Зато историю я любил и до Коныпа, с историей же в Коныпе вышла вот какая история. Однажды наш историк, крупный, импозантный мужчина почтенного возраста, обладатель весьма густого голоса, впал в длительное раздумье над классным журналом в сомнениях, кого бы ему вызвать к доске. Он пристально рассматривал журнал, перебегая глазами по списку снизу вверх и сверху вниз, время от времени строго выглядывая поверх журнала на класс, но класс был маленький, и выбирать особенно было не из кого. Все в ожидании замерли, в классе воцарилась кромешная тишина. Вдруг это напряжённое молчание разорвал зычный глас:
- МОЛОДЦОВ!!! - взорвалось в классе, и окна задрожали от этого залпа. Тишина ещё продолжала висеть некоторое время, а затем её прервал хохот сразу во всех классах школы, потому что столь торжественный оклик историка был слышен далеко за пределами седьмого класса. Мне пришлось подождать некоторое время, пока оживление схлынет, а учитель и сам, видимо, не предполагал, что его вызов будет таким решительным и категоричным. Но мне нечего было опасаться сурового повеления, урок я знал, хотя мой ответ и не был столь торжественным, сколь призыв к нему. Мы проходили тогда Великую французскую революцию, и я помню свой спор с историком, а это был уважаемый педагог-фронтовик Николай Филиппович Ковальногов, о якобинцах, которых я путал с якобитами - должно быть, я незадолго до этого начитался "Роб Роя" Вальтера Скотта.
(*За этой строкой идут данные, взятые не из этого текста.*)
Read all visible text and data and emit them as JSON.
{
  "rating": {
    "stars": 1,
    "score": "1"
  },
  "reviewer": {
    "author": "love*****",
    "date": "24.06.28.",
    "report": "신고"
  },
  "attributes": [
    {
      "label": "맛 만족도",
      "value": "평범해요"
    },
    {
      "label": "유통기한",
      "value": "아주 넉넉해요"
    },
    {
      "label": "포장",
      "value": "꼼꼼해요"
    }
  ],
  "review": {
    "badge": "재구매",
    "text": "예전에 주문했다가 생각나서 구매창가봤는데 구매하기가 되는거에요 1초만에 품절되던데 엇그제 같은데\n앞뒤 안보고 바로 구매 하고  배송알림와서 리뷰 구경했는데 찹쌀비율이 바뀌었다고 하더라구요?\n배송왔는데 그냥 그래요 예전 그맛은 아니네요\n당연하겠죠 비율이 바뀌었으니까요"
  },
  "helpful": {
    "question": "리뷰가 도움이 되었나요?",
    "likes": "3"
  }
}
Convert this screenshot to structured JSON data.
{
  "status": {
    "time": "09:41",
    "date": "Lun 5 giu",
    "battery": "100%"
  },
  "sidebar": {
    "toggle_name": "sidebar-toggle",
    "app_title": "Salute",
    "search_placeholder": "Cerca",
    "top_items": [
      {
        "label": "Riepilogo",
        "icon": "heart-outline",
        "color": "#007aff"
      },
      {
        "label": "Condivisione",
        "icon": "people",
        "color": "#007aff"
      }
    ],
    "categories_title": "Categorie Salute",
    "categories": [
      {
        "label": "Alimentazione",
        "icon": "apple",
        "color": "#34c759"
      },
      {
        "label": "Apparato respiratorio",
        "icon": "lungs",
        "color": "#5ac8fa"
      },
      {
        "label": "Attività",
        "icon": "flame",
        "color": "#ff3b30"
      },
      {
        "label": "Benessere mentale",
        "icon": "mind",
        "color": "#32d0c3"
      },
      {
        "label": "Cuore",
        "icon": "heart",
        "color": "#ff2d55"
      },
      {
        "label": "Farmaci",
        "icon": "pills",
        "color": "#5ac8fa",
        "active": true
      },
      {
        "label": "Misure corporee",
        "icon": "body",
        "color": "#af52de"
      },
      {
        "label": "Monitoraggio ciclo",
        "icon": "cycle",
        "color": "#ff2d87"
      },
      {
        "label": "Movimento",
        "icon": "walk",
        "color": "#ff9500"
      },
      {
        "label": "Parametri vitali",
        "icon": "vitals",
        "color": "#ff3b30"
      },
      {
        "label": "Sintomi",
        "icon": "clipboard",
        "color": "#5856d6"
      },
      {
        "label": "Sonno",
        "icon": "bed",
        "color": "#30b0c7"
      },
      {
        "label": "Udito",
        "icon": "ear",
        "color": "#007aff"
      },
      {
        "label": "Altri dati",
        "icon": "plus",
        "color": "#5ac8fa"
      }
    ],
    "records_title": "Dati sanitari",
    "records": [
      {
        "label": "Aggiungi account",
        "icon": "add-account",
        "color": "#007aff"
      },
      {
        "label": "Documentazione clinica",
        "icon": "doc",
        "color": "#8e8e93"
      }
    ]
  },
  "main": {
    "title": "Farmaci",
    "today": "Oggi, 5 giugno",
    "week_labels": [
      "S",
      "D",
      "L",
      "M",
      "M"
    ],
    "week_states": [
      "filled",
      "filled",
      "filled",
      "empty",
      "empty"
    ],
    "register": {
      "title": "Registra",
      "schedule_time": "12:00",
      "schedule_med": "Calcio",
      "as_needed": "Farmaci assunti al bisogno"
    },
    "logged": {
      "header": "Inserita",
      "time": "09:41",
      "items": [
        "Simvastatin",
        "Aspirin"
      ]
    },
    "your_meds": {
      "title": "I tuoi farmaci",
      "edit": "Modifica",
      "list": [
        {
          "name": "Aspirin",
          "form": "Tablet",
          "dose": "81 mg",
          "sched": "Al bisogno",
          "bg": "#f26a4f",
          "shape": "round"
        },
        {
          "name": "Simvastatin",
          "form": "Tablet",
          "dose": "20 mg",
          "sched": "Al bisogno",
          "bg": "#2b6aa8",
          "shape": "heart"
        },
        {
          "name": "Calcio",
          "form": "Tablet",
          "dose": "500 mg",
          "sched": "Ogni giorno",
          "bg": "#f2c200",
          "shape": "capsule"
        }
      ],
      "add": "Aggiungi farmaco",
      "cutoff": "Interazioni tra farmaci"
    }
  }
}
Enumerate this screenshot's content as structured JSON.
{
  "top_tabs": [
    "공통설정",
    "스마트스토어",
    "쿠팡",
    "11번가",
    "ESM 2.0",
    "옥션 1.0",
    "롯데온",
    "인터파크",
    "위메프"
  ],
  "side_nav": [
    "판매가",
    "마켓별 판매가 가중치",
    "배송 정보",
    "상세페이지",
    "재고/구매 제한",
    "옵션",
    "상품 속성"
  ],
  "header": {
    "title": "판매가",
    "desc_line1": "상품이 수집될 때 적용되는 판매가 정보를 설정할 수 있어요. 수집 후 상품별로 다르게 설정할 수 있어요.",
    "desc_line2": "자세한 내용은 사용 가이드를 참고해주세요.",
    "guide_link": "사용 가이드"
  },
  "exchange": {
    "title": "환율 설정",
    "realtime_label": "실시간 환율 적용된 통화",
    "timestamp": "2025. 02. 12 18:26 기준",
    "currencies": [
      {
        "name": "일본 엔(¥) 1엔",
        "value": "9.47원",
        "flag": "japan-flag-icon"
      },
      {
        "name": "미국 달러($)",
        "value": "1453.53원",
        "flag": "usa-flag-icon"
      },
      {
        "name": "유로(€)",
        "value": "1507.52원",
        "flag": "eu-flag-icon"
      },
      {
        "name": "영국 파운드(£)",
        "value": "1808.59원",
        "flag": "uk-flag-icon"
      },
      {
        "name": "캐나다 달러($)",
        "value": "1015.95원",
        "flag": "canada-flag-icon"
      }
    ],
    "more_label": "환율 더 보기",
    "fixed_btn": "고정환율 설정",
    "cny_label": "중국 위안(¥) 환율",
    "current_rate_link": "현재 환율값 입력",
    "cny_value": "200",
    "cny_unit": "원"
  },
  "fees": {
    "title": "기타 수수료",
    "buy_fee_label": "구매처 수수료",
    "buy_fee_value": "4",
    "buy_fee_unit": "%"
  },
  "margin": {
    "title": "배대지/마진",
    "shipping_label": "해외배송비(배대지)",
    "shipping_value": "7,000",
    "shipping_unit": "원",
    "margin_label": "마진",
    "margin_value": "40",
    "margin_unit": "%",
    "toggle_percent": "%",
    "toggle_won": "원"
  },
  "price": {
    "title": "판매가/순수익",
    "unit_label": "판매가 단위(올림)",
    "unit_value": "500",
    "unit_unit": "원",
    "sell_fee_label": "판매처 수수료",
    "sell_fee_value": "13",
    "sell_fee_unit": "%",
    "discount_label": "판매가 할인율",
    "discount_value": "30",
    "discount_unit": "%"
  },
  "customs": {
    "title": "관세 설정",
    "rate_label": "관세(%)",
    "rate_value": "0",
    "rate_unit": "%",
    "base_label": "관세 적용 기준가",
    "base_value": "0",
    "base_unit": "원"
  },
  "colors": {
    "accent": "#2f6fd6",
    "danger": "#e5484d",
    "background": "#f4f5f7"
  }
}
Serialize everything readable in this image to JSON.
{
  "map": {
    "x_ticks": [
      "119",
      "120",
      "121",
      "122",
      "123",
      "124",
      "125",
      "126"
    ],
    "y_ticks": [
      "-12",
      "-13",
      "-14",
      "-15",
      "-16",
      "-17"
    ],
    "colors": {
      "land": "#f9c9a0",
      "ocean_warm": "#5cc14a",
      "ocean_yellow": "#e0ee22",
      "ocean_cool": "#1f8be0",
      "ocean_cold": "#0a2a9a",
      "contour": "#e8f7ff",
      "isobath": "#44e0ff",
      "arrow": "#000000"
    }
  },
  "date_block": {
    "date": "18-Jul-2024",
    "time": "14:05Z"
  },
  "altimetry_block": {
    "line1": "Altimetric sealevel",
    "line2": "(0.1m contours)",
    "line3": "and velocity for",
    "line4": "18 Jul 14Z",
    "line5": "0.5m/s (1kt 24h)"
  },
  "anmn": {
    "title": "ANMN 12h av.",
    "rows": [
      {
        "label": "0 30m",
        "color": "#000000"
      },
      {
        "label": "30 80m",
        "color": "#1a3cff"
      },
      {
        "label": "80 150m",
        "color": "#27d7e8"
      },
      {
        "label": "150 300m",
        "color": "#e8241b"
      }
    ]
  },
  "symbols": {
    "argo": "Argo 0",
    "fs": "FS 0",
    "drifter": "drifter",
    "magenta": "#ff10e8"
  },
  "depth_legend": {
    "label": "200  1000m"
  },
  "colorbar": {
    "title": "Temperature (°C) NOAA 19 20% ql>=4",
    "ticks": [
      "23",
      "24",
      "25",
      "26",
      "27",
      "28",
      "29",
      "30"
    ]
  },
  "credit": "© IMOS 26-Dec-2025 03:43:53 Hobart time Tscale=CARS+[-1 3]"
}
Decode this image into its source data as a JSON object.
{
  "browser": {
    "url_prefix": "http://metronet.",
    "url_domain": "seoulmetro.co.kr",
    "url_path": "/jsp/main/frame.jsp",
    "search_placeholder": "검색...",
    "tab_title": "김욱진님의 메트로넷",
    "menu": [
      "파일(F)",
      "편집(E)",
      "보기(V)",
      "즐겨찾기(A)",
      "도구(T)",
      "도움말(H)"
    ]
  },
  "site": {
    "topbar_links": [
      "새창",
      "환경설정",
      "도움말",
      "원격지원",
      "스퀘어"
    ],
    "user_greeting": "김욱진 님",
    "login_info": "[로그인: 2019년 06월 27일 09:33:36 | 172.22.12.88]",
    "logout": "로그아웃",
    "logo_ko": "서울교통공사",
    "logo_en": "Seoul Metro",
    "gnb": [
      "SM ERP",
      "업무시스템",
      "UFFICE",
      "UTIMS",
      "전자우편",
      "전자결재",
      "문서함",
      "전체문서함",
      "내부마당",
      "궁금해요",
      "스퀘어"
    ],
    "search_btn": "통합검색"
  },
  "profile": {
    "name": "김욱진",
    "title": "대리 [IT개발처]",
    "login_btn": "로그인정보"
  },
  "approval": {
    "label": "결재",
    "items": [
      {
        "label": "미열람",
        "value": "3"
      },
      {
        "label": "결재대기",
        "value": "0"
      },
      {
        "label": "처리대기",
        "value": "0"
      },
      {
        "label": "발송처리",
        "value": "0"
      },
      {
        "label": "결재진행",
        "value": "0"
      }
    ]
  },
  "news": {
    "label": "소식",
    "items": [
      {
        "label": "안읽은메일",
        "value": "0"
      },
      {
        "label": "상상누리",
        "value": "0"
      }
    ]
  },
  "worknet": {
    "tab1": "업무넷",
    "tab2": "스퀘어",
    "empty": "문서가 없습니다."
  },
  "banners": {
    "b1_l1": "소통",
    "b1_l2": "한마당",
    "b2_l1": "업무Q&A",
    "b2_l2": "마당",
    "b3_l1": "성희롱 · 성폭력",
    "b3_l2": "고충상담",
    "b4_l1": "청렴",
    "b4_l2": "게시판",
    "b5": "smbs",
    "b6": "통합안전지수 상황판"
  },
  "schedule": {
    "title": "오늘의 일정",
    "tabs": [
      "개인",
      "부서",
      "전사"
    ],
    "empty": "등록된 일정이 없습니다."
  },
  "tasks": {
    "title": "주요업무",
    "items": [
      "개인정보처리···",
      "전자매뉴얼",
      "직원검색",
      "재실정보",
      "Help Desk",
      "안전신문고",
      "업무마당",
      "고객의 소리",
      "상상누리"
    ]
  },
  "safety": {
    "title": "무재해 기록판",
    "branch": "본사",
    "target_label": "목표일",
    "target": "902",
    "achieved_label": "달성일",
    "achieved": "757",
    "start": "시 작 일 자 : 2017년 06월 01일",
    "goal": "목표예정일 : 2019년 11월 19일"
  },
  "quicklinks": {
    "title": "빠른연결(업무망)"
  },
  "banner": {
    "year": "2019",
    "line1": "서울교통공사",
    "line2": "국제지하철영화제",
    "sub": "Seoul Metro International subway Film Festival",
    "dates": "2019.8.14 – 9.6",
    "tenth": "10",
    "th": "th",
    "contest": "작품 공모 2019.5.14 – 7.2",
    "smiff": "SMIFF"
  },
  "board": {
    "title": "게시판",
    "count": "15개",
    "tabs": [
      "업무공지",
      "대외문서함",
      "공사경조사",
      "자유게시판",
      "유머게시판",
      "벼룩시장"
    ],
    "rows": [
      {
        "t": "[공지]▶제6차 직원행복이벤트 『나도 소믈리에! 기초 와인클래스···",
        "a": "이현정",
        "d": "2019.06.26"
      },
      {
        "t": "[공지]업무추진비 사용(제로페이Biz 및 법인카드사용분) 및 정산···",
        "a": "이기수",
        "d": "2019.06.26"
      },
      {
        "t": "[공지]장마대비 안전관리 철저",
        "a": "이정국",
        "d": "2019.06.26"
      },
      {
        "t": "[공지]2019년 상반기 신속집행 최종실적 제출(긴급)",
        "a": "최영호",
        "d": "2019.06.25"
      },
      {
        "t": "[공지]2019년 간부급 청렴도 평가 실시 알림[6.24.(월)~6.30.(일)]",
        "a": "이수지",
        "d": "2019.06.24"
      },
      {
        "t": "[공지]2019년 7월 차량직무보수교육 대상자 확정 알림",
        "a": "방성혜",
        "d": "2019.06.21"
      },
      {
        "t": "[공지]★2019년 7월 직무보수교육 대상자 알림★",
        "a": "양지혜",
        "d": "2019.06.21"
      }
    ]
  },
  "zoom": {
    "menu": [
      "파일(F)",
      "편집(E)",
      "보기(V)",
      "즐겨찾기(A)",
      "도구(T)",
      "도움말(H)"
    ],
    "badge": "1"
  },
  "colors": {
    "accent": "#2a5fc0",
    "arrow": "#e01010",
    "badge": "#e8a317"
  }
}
Из других педагогов я запомнил лишь учительницу русского языка и литературы Зою Васильевну Ковальногову, запомнил благодаря её какой-то исключительной бесцветности в сравнении с колоритностью её мужа - Н. Ф. Ковальногова. Она то и дело зябко потирала руки и стремилась куда-то стушеваться. Имена трёх этих педагогов возникли здесь благодаря заслугам коныпского старожила Евгения Николаевича Шаклеина. Прочих учителей я и вовсе не запомнил. Как избирательна память, коныпские имена она почти не донесла до меня, хотя и преподаватели, и воспитатели заслуживали того, чтоб я о них больше помнил. Я был в том возрасте, когда педагогов начинают судить строже, чем они того заслуживают, но чуть позднее я вполне отдавал себе отчёт в их заслуге в том, что они вселили в меня больше ученической уверенности и привили мне больше самостоятельности в учебном деле, чем я имел до этого.
Я совершенно не запомнил уроков коныпской математики, хотя до сих пор прекрасно помню математику кировскую. Помню оттого, что всеми силами ненавидел её. Считать ― это так невыносимо скучно, но взрослые очень любят цифры.
Зато память сохранила необязательные подробности вида клубного киноэкрана, который, в отличие от городских экранов, не имел светоотражающего синтетического покрытия, а представлял собой деревянную раму во всю стену, обтянутую обычным белым хлопчатобумажным полотном. Однако большая часть жизни протекала всё-таки не в клубе и даже не в школе, а в лечебном корпусе, или, как все говорили, в группе. Покинув первую группу и её воспитателей, а воспитатели тоже были в 1977 году другими, за исключением старшей воспитательницы Валентины Петровны Шиляевой и её мужа Василия Алексеевича Поршнева (их имена освежил в моей памяти всё тот же Е. Н. Шаклеин), я перешёл в другую палату. Теперь не надо было всё время трястись за свою шкуру, дрожать перед шпаной-шишкарями. Постепенно я стал знакомиться с новыми людьми.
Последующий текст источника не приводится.